Ces bains peuvent être pris tièdes, chauds ou très chauds, dans une gamme de températures allant généralement de 28° C à 40° C, avec des durées et des fréquences variables en fonction de la température même du bain, de l’indication, de l’état général, et des réactions individuelles du malade. La durée d’une cure est habituellement de 3 semaines.

Compte tenu des excellents résultats obtenus par cette technique dans le traitement de nombreuses maladies fonctionnelles ou affections chroniques et récidivantes, nous recommandons à toutes les personnes qui peuvent en bénéficier de profiter pleinement de ce « médicament » thermal dont la France est particulièrement riche.

3 – Par voie locale interne, l’argile est utilisée sous forme d’eau argileuse :

• en bain de bouche ou en gargarisme ;

• en irrigation nasale, où l’eau minérale servant à la préparation peut être remplacée avantageusement par du sérum physiologique ;

• en injection vaginale ou en lavement rectal, au bock ou à la poire, avec ici une à deux cuillerées à soupe rase d’argile finement pulvérisée pour un litre d’eau qu’on laisse reposer une heure ou deux, puis que l’on fait tiédir au bain-marie, et dont on assure une bonne homogénéisation juste avant l’emploi.

4 – Par voie locale externe, l’argile est utilisée sous forme:

• De cataplasme réalisé avec de l’argile en poudre – bien sèche – placée dans un récipient de volume adapté à la quantité nécessaire ; ajouter alors de l’eau jusqu’à recouvrir la quantité d’argile sans chercher à remuer (elle se diluera toute seule), et laisser reposer quelques heures.
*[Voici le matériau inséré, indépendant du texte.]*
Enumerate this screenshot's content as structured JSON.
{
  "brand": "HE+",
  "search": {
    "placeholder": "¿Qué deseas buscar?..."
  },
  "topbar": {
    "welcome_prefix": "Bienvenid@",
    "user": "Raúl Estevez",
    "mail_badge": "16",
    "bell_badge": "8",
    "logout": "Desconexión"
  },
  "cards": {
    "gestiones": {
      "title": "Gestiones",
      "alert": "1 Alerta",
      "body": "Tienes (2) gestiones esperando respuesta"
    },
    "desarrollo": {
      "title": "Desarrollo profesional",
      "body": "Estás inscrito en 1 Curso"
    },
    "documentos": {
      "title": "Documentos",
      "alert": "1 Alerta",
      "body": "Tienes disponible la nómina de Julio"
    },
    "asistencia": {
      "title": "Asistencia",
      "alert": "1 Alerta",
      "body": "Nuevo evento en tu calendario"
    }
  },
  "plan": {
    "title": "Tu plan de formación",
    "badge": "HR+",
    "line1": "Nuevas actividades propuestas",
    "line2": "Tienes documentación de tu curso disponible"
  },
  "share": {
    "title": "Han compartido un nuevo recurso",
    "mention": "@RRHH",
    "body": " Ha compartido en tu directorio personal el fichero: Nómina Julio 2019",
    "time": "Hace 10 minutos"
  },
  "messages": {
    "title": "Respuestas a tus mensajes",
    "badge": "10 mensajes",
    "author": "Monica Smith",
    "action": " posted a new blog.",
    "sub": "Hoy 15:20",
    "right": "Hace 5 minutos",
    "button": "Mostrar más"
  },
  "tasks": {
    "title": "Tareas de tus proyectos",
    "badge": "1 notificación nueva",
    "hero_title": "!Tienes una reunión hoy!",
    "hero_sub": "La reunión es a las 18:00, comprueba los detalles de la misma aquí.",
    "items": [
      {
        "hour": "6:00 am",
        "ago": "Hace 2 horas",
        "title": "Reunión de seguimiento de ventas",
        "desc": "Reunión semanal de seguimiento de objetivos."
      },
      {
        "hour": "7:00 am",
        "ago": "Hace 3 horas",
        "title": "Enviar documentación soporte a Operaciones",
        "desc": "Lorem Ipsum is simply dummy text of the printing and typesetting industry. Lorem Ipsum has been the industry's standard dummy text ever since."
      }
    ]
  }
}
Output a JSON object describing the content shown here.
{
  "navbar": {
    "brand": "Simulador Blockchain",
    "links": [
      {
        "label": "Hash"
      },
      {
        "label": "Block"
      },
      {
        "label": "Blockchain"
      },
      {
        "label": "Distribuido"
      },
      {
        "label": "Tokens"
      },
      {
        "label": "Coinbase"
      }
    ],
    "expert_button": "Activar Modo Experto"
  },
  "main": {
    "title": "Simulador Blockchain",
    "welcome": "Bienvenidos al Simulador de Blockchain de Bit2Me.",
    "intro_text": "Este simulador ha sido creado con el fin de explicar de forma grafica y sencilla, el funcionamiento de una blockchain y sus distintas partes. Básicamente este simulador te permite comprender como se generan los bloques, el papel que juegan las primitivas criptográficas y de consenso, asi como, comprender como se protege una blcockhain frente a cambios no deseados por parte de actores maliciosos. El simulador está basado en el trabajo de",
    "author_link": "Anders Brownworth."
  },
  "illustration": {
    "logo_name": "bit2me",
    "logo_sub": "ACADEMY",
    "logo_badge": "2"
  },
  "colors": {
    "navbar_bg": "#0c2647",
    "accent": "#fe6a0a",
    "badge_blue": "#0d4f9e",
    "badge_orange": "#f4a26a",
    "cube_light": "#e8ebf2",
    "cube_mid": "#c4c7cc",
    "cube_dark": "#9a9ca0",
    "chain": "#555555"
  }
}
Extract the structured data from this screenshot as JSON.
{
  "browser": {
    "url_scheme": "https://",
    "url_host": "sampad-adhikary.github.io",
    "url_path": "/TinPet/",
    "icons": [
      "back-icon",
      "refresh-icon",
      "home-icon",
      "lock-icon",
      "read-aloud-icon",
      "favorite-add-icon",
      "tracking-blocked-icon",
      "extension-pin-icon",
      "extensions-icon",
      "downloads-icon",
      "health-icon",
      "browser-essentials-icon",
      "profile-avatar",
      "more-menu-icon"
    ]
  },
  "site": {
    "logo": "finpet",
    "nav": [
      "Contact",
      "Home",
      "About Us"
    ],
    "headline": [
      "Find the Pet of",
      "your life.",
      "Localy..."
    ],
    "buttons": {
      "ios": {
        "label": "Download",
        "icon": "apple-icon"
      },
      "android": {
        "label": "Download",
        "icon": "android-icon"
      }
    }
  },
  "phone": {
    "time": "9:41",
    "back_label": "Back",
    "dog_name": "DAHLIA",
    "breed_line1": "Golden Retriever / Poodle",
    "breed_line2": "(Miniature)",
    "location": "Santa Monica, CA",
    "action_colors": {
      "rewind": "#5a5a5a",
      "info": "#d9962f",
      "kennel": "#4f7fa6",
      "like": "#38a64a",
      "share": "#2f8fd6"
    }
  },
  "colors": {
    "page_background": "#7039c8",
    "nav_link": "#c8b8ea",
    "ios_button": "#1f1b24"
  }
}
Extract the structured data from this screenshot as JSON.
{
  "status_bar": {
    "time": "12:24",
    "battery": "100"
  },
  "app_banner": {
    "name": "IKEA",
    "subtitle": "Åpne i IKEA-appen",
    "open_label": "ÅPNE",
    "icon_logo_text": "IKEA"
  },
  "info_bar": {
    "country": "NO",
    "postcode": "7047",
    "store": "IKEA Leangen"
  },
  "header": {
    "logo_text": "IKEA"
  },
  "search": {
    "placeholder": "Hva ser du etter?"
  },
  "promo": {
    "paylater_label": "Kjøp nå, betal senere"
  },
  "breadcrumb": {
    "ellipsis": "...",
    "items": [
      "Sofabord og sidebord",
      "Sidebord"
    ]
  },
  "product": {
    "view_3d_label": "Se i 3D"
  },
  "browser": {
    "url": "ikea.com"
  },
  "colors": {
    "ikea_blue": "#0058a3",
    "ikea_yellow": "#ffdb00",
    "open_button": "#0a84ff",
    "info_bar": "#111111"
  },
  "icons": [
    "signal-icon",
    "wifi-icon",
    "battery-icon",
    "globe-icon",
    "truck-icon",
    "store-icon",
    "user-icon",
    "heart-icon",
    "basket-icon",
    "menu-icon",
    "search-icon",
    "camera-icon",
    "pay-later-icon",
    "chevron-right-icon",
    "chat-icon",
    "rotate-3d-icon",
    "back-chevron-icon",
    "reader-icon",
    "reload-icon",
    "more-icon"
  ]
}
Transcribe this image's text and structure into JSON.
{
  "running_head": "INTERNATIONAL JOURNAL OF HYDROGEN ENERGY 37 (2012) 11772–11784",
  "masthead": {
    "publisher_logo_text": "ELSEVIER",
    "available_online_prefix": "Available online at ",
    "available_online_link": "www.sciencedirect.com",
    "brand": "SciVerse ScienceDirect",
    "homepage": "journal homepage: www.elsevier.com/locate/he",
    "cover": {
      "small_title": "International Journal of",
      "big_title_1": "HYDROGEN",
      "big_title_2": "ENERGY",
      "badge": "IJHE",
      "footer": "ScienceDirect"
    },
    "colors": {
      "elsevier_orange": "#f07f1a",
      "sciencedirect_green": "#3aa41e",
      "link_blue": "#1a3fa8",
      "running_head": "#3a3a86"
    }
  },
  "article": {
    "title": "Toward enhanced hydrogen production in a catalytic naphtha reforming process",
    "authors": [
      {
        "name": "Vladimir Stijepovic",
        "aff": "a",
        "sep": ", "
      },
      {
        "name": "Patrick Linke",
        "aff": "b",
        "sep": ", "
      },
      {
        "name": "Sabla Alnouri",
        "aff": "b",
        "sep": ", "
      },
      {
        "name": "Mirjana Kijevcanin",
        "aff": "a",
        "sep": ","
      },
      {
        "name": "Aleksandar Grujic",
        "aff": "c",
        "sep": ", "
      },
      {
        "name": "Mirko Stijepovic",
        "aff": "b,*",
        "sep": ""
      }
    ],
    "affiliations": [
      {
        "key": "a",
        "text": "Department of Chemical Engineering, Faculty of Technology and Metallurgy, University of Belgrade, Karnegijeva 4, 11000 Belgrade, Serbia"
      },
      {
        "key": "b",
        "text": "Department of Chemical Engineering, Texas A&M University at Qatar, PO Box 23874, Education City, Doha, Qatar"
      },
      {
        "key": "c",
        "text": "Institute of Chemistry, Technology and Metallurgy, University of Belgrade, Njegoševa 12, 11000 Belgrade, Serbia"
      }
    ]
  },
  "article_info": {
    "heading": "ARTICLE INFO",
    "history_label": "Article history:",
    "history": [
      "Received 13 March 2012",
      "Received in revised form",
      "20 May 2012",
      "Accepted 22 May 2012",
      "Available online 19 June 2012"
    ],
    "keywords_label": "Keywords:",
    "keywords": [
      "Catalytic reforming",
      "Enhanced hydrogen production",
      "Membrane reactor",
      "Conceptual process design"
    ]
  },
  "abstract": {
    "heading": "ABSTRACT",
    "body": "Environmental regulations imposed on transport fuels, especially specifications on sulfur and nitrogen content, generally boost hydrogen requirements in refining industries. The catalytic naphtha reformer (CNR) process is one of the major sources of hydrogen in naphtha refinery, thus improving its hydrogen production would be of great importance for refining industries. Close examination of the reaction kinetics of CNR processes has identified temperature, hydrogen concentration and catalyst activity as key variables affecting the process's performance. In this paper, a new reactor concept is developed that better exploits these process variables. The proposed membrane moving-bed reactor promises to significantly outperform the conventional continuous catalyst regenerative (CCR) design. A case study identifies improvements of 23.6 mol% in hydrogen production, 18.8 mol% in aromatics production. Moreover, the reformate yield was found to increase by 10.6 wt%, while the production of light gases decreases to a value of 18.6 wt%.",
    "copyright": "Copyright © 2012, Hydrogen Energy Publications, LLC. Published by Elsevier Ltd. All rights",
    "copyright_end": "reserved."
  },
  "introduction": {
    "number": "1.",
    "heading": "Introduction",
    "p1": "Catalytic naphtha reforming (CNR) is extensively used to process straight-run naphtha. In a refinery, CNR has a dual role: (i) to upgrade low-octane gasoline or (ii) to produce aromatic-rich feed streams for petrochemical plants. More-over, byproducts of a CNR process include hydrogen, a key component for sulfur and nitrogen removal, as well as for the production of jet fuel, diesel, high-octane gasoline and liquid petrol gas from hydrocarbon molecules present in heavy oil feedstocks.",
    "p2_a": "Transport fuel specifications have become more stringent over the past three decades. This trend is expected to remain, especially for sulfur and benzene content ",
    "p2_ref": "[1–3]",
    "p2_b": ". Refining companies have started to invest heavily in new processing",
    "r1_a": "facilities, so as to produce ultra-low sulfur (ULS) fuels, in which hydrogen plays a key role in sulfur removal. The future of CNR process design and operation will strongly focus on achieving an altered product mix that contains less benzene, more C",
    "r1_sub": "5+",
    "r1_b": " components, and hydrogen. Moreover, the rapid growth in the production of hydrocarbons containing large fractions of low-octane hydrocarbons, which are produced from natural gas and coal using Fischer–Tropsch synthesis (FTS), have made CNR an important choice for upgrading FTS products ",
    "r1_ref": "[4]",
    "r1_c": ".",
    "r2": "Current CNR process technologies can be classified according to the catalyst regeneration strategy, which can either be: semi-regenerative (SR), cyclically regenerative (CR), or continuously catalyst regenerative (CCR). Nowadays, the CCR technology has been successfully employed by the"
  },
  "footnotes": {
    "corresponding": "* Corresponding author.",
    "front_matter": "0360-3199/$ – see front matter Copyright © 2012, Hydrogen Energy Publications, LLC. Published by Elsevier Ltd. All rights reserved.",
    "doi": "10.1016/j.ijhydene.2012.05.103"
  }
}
La pâte obtenue doit être bien dissoute, lisse, ni trop épaisse (auquel cas il faut ajouter un peu d’eau), ni trop fluide (en ajoutant alors un peu de poudre d’argile). Selon les cas, cette préparation sera appliquée froide (à température ambiante), tiède ou chaude en la mettant plus ou moins longtemps au bain-marie, sous forme d’un cataplasme – dont la surface et l’épaisseur (entre 1/2 et 2 cm) seront adaptées aux besoins – appliqué à même la peau (sauf au niveau des parties pileuses où il sera placé avec une mince couche de gaze intercalaire), et maintenu par le moyen le mieux adapté à sa localisation et son importance : sparadrap, bande Velpeau, ceinture de flanelle, bande de toile, etc.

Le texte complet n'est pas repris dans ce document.